Pachyderm Docs: Contributor Setup

General requirements #

First, go through the general Local Installation Instructions. Additionally, make sure you have the following installed:

golang 1.12+
docker
jq
pv
shellcheck

Bash helpers #

To stay up to date, we recommend doing the following.

First clone the code: (Note, as of 07/11/19 pachyderm is using go modules and recommends cloning the code outside of the $GOPATH, we use the location ~/workspace as an example, but the code can live anywhere)

    cd ~/workspace
    git clone git@github.com:pachyderm/pachyderm

Then update your ~/.bash_profile by adding the line:

    source ~/workspace/pachyderm/etc/contributing/bash_helpers

And you’ll stay up to date!

Special macOS configuration #

File descriptor limit #

If you’re running tests locally, you’ll need to up your file descriptor limit.

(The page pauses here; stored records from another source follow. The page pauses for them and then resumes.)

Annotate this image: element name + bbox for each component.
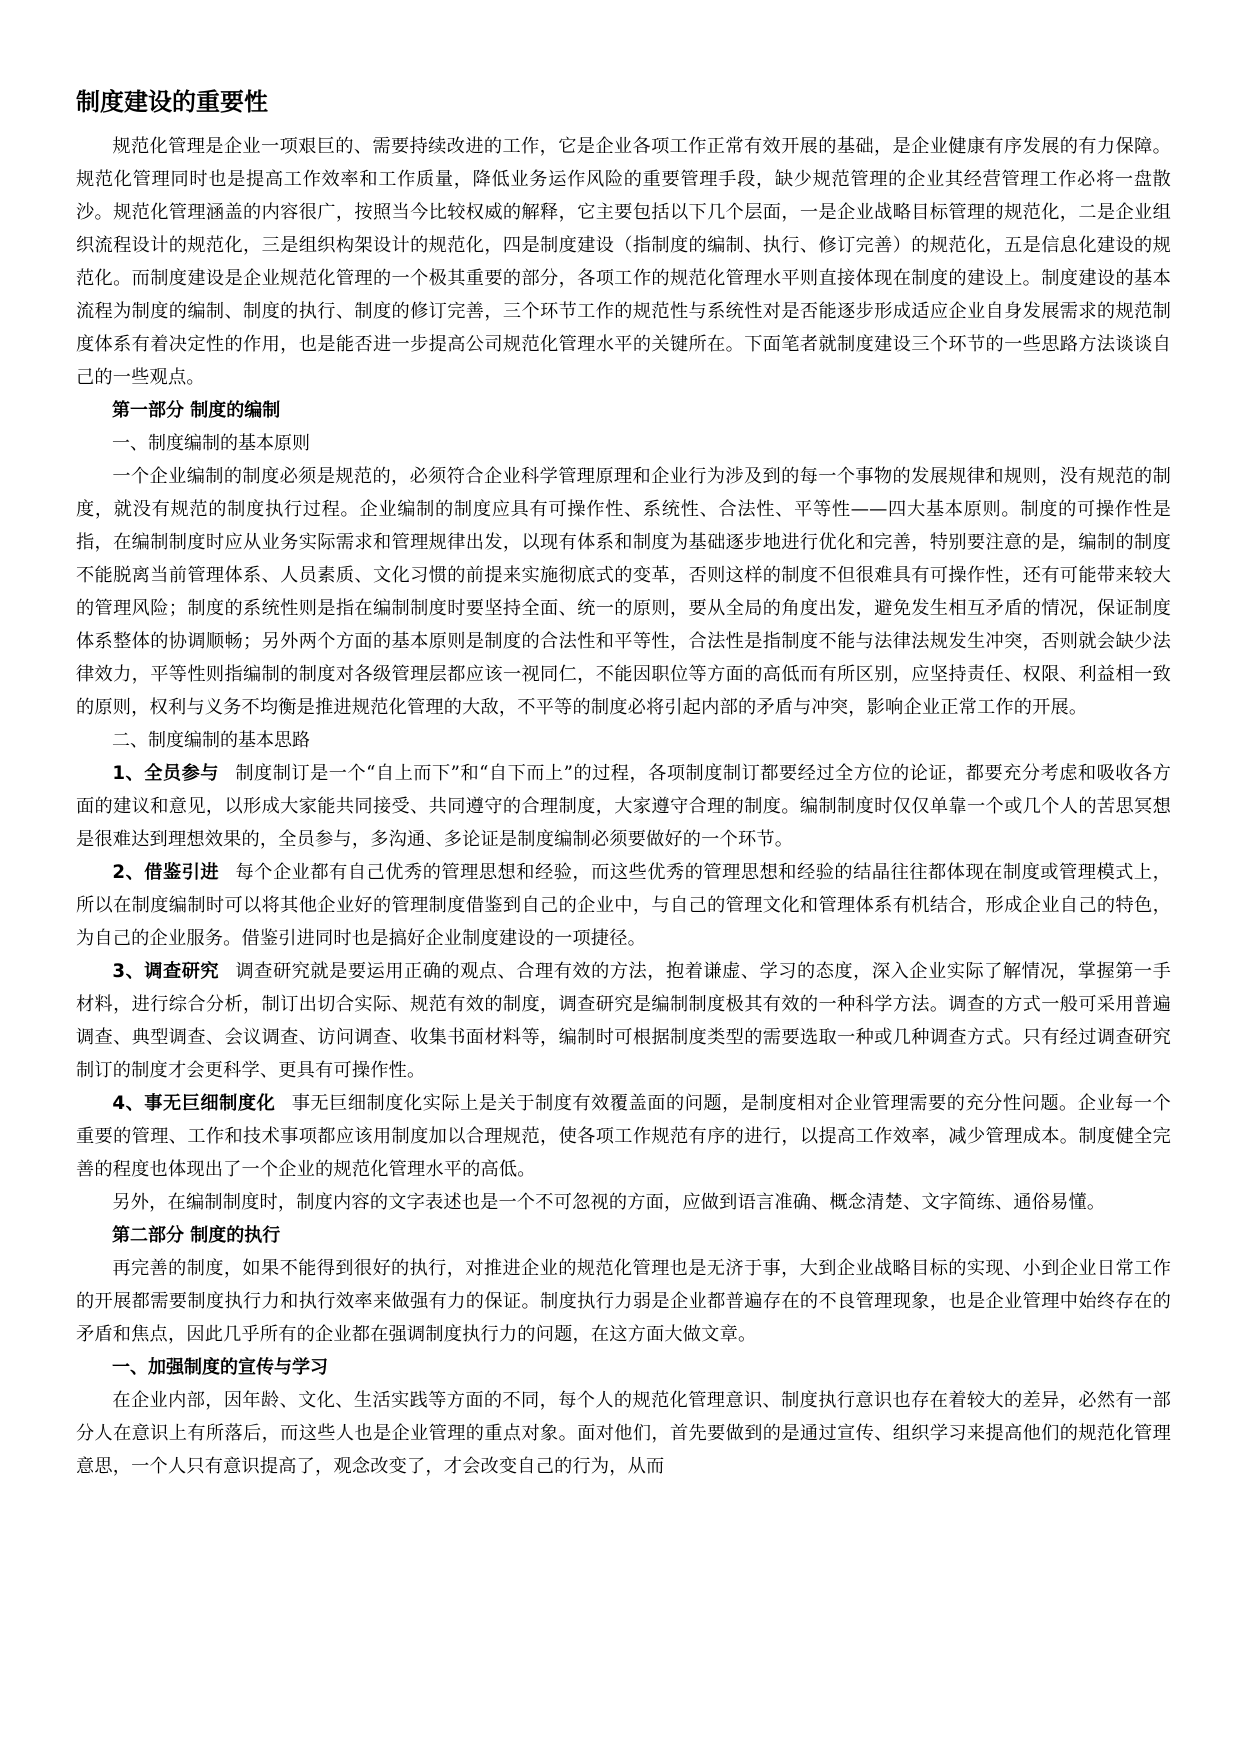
item-label: 1、全员参与 (112, 763, 219, 784)
part2-heading: 第二部分 制度的执行 (112, 1225, 281, 1246)
intro-paragraph: 规范化管理是企业一项艰巨的、需要持续改进的工作，它是企业各项工作正常有效开展的基础，是企业健康有序发展的有力保障。规范化管理同时也是提高工作效率和工作质量，降低业务运作风险的重要管理手段，缺少规范管理的企业其经营管理工作必将一盘散沙。规范化管理涵盖的内容很广，按照当今比较权威的解释，它主要包括以下几个层面，一是企业战略目标管理的规范化，二是企业组织流程设计的规范化，三是组织构架设计的规范化，四是制度建设（指制度的编制、执行、修订完善）的规范化，五是信息化建设的规范化。而制度建设是企业规范化管理的一个极其重要的部分，各项工作的规范化管理水平则直接体现在制度的建设上。制度建设的基本流程为制度的编制、制度的执行、制度的修订完善，三个环节工作的规范性与系统性对是否能逐步形成适应企业自身发展需求的规范制度体系有着决定性的作用，也是能否进一步提高公司规范化管理水平的关键所在。下面笔者就制度建设三个环节的一些思路方法谈谈自己的一些观点。 (76, 136, 1171, 388)
document-page (76, 86, 1171, 1483)
item-body: 每个企业都有自己优秀的管理思想和经验，而这些优秀的管理思想和经验的结晶往往都体现在制度或管理模式上，所以在制度编制时可以将其他企业好的管理制度借鉴到自己的企业中，与自己的管理文化和管理体系有机结合，形成企业自己的特色，为自己的企业服务。借鉴引进同时也是搞好企业制度建设的一项捷径。 (76, 862, 1171, 949)
part1-section1-heading: 一、制度编制的基本原则 (112, 433, 310, 454)
item-label: 4、事无巨细制度化 (112, 1093, 276, 1114)
page-title: 制度建设的重要性 (76, 88, 268, 116)
item-label: 2、借鉴引进 (112, 862, 220, 883)
part2-section1-heading: 一、加强制度的宣传与学习 (112, 1357, 328, 1378)
item-body: 事无巨细制度化实际上是关于制度有效覆盖面的问题，是制度相对企业管理需要的充分性问题。企业每一个重要的管理、工作和技术事项都应该用制度加以合理规范，使各项工作规范有序的进行，以提高工作效率，减少管理成本。制度健全完善的程度也体现出了一个企业的规范化管理水平的高低。 (76, 1093, 1171, 1180)
list-item (76, 757, 1171, 856)
part1-closing-paragraph: 另外，在编制制度时，制度内容的文字表述也是一个不可忽视的方面，应做到语言准确、概念清楚、文字简练、通俗易懂。 (112, 1192, 1106, 1213)
list-item (76, 1087, 1171, 1186)
part1-section2-heading: 二、制度编制的基本思路 (112, 730, 310, 751)
part2-intro-paragraph: 再完善的制度，如果不能得到很好的执行，对推进企业的规范化管理也是无济于事，大到企业战略目标的实现、小到企业日常工作的开展都需要制度执行力和执行效率来做强有力的保证。制度执行力弱是企业都普遍存在的不良管理现象，也是企业管理中始终存在的矛盾和焦点，因此几乎所有的企业都在强调制度执行力的问题，在这方面大做文章。 (76, 1258, 1171, 1345)
part1-section1-body: 一个企业编制的制度必须是规范的，必须符合企业科学管理原理和企业行为涉及到的每一个事物的发展规律和规则，没有规范的制度，就没有规范的制度执行过程。企业编制的制度应具有可操作性、系统性、合法性、平等性——四大基本原则。制度的可操作性是指，在编制制度时应从业务实际需求和管理规律出发，以现有体系和制度为基础逐步地进行优化和完善，特别要注意的是，编制的制度不能脱离当前管理体系、人员素质、文化习惯的前提来实施彻底式的变革，否则这样的制度不但很难具有可操作性，还有可能带来较大的管理风险；制度的系统性则是指在编制制度时要坚持全面、统一的原则，要从全局的角度出发，避免发生相互矛盾的情况，保证制度体系整体的协调顺畅；另外两个方面的基本原则是制度的合法性和平等性，合法性是指制度不能与法律法规发生冲突，否则就会缺少法律效力，平等性则指编制的制度对各级管理层都应该一视同仁，不能因职位等方面的高低而有所区别，应坚持责任、权限、利益相一致的原则，权利与义务不均衡是推进规范化管理的大敌，不平等的制度必将引起内部的矛盾与冲突，影响企业正常工作的开展。 (76, 466, 1171, 718)
item-body: 调查研究就是要运用正确的观点、合理有效的方法，抱着谦虚、学习的态度，深入企业实际了解情况，掌握第一手材料，进行综合分析，制订出切合实际、规范有效的制度，调查研究是编制制度极其有效的一种科学方法。调查的方式一般可采用普遍调查、典型调查、会议调查、访问调查、收集书面材料等，编制时可根据制度类型的需要选取一种或几种调查方式。只有经过调查研究制订的制度才会更科学、更具有可操作性。 (76, 961, 1171, 1081)
list-item (76, 955, 1171, 1087)
part1-heading: 第一部分 制度的编制 (112, 400, 281, 421)
list-item (76, 856, 1171, 955)
item-body: 制度制订是一个“自上而下”和“自下而上”的过程，各项制度制订都要经过全方位的论证，都要充分考虑和吸收各方面的建议和意见，以形成大家能共同接受、共同遵守的合理制度，大家遵守合理的制度。编制制度时仅仅单靠一个或几个人的苦思冥想是很难达到理想效果的，全员参与，多沟通、多论证是制度编制必须要做好的一个环节。 (76, 763, 1172, 850)
item-label: 3、调查研究 (112, 961, 220, 982)
part2-section1-body: 在企业内部，因年龄、文化、生活实践等方面的不同，每个人的规范化管理意识、制度执行意识也存在着较大的差异，必然有一部分人在意识上有所落后，而这些人也是企业管理的重点对象。面对他们，首先要做到的是通过宣传、组织学习来提高他们的规范化管理意思，一个人只有意识提高了，观念改变了，才会改变自己的行为，从而 (76, 1390, 1171, 1477)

To do this, first setup a LaunchDaemon to up the limit with sudo privileges:

    sudo cp ~/workspace/pachyderm/etc/contributing/com.apple.launchd.limit.plist /Library/LaunchDaemons/

Once you restart, this will take effect. To see the limits, run:

    launchctl limit maxfiles

Before the change is in place you’ll see something like 256 unlimited. After the change you’ll see a much bigger number in the first field. This ups the system wide limit, but you’ll also need to set a per-process limit.

Second, up the per process limit by adding something like this to your ~/.bash_profile :

    ulimit -n 12288

Unfortunately, even after setting that limit it never seems to report the updated version. So if you try

    ulimit

And just see unlimited, don’t worry, it took effect.

To make sure all of these settings are working, you can test that you have the proper setup by running:

    make test-pfs-server

If this fails with a timeout, you’ll probably also see ’too many files’ type of errors. If that test passes, you’re all good!

Timeout helper #

You’ll need the timeout utility to run the make launch task. To install on mac, do:

    brew install coreutils

And then make sure to prepend the following to your path:

    PATH="/usr/local/opt/coreutils/libexec/gnubin:$PATH"

Dev cluster #

Now launch the dev cluster: make launch-dev-vm.

And check it’s status: kubectl get all.

pachctl #

This will install the dev version of pachctl:

    cd ~/workspace/pachyderm
    make install
    pachctl version

And make sure that $GOPATH/bin is on your $PATH somewhere

Getting some images in place for local test runs #

The following commands will put some images that some of the tests rely on in place in your minikube cluster:

For pachyderm_entrypoint container:

make docker-build-test-entrypoint
./etc/kube/push-to-minikube.sh pachyderm_entrypoint

For pachyderm/python-build container:

(cd etc/pipeline-build; make push-to-minikube)

Running tests #

Now that we have a dev cluster, it’s nice to be able to run some tests locally as we are developing.

To run some specific tests, just use go test directly, e.g:

go test -v ./src/server/cmd/pachctl/cmd

We don’t recommend trying to run all the tests locally, they take a while. Use CI for that.

Fully resetting #

Instead of running the makefile targets to re-compile pachctl and redeploy a dev cluster, we have a script that you can use to fully reset your pachyderm environment:

All existing cluster data is deleted
If possible, the virtual machine that the cluster is running on is wiped out
pachctl is recompiled
The dev cluster is re-deployed

This reset is a bit more time consuming than running one-off Makefile targets, but comprehensively ensures that the cluster is in its expected state, and is especially helpful when you’re first getting started with contributions and don’t yet have a complete intuition on the various ways a cluster may get in an unexpected state. It’s been tested on docker for mac and minikube, but likely works in other kubernetes environments as well.

To run it, simply call ./etc/reset.py from the pachyderm repo root.